Adobe Photoshop shows a group of people isolated from the background within the Select and Mask workspace

Switching over to After Effects, import the layered Photoshop file as a Composition and accept the default Editable Layer Styles option in the Import Kind dialog box. Press Command/Control+N to open the Composition Settings dialog box. Set the dimensions smaller than the photograph. Drag all layers from the imported PSD file into the new composition so that the background layer is on the bottom. With the layers selected in the Timeline panel, press S to scale them in unison until they fit as you wish in the viewable area of the Composition panel. (If necessary, press P to reposition them too.) Finally, click the 3D Layer switch to make them all 3D layers.

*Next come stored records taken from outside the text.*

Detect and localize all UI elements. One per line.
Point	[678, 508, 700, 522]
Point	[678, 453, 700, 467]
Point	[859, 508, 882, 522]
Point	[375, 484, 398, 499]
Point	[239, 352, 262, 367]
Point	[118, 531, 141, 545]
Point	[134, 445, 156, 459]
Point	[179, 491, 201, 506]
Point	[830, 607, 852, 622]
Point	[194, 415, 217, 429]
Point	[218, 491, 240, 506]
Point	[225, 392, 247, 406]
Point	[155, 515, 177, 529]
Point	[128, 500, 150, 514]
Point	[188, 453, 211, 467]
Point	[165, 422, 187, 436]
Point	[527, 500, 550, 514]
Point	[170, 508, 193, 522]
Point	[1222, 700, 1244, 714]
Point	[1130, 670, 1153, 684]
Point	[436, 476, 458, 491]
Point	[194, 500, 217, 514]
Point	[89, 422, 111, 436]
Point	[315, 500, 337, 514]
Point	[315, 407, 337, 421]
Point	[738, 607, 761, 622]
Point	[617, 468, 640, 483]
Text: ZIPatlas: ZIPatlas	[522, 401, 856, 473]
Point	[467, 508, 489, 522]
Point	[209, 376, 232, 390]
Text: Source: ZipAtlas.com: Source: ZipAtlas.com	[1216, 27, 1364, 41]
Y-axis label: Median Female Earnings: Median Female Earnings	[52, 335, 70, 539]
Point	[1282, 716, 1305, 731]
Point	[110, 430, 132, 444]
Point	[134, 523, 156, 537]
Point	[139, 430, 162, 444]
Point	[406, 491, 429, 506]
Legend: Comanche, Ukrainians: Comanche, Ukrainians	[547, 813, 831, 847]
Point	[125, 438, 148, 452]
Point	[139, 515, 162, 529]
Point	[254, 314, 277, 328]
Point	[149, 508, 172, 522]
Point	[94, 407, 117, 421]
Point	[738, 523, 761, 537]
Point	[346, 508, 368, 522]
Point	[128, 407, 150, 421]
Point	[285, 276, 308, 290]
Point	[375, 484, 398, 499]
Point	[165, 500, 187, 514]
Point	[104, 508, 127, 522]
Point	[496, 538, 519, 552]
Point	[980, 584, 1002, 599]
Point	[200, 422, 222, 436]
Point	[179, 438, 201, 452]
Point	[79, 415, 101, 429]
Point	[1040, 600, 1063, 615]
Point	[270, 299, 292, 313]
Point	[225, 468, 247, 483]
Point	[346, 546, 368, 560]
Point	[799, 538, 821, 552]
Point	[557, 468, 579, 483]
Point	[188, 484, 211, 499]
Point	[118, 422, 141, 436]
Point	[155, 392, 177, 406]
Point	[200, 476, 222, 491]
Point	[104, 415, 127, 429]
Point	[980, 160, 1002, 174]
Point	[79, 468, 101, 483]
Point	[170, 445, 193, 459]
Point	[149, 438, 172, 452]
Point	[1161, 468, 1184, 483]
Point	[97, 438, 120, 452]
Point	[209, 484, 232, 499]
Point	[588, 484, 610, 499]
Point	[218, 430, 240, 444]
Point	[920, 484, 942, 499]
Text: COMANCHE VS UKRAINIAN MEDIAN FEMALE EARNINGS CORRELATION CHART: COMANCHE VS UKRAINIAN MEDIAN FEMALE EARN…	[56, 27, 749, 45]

Adobe After Effects shows foreground and background layers imported into a new composition and the 3D switch set

Parallax animation relies on an adequate distance between the 3D layers in z space. Starting with the top layer, press P and position it closer to you in z space (z < 0), then press S and scale it back down to normal size. Position the background layer farther away in z space (z > 0) and then scale it up. Any middle layers can stay where they are or move slightly forward or backward, depending on the scene. The final image should look almost the same as before except that now there’s distance between the layers. 

Timeline panel shows z-space Position and Scale adjustments made to foreground and background layers

The z-space positioning you choose for each layer depends on the relative distance between these objects in the original scene when the photo was taken. To replicate that shot, create a Camera layer (Layer > New > Camera). In the Camera Settings dialog box, set Type to One-Node Camera and use a Preset focal length that suits the photo.

Camera Settings dialog box shows Type set to One-Node Camera and Preset set to 35mm

Position the new Camera layer at the top of the Timeline panel. To get a better perspective on the layers’ relative positions and understand how the camera’s movements affect the final parallax animation, open the View Layout menu at the bottom of the Composition panel and choose 2 Views. Set one view to Custom View 1 and keep the other at Active Camera.

Composition panel shows Custom View 1 and Active Camera views side by side

To create the parallax effect, simply animate the camera around 3D space. Twirl down the Transform properties for the Camera layer and keyframe Position and Orientation — and whatever other transform controls you want to change over time. 

Timeline panel shows camera movement keyframes and Composition panel shows path of camera movement in 3D space

As you experiment, you may have to press Command/Control+Z repeatedly to undo an unsuccessful camera move. When you like what you see, add easing to the keyframes. Command/Control-clicking a keyframe uses Auto Bézier (circle), which can help smooth the rate of change.